Dear Amy: Until recently I was close friends with a co-worker, until she told me (an animal lover) that she had moved and had abandoned her cat. I've ceased speaking to her, despite her attempts to regain our friendship. Should I give her another chance? -- Unashamed Cat Owner

Dear Unashamed: I agree that this is an outrageous and upsetting thing to learn about someone. I can understand why this knowledge has interfered with your friendship.

However, in a loose analogy, you are doing something similar to what this friend has done. You are exiting without offering a reason, explanation or apology.

You have an opportunity to do some advocacy here, if you would be willing to communicate. You should tell this friend, "The reason I'm so chilly toward you is because I am frankly stunned that you would have abandoned an animal."

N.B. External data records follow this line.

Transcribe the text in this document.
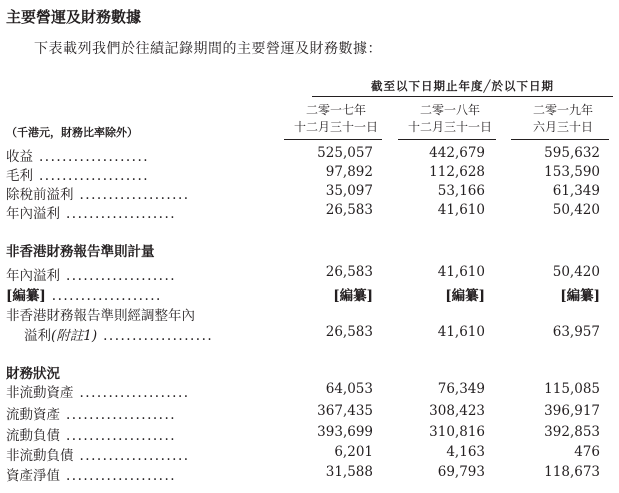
主要營運及財務數據
下表載列我們於往績記錄期間的主要營運及財務數據：
截至以下日期止年度╱於以下日期
二零一七年
十二月三十一日
二零一八年
十二月三十一日
二零一九年
六月三十日
（千港元，財務比率除外）
收益 ...................	525,057	442,679	595,632
毛利 ...................	97,892	112,628	153,590
除稅前溢利 ...................	35,097	53,166	61,349
年內溢利 ...................	26,583	41,610	50,420
非香港財務報告準則計量
年內溢利 ...................	26,583	41,610	50,420
[編纂] ...................	[編纂]	[編纂]	[編纂]
非香港財務報告準則經調整年內
溢利(附註1) ...................	26,583	41,610	63,957
財務狀況
非流動資產 ...................	64,053	76,349	115,085
流動資產 ...................	367,435	308,423	396,917
流動負債 ...................	393,699	310,816	392,853
非流動負債 ...................	6,201	4,163	476
資產淨值 ...................	31,588	69,793	118,673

You don't mention if this person surrendered her cat to a shelter or left it by the side of the road (there is a difference). In my home county, our no-kill shelter will take in surrendered animals, no questions asked. And then lucky people (like me) can adopt them into good homes.

Explain your reasoning to this person, and then tell her so.

People who abandon animals (or people) need to understand that this affects other relationships. On a deep level, a friend would wonder: If it is so easy for you to abandon a family member, what's to prevent you from abandoning me?

Dear Amy: I read with amusement the question from "Too Close!" She thought that her husband and his sister sharing a bathroom mirror was inappropriate. I completely agree with your response, and I have a similar tale for you.

My daughter-in-law is an earthy person and I love her dearly, but one day while my son and I were sharing a bathroom mirror, she came into the room, hesitated a moment, then said, "You're both OK" -- and commenced to sit on the throne for a pee. It was definitely outside of my comfort zone! -- Aghast

Dear Aghast: To fracture a popular expression, this would definitely not be my "cup of pee." I've enjoyed the responses to this question. They really underscore how individual the response is to bathroom-sharing.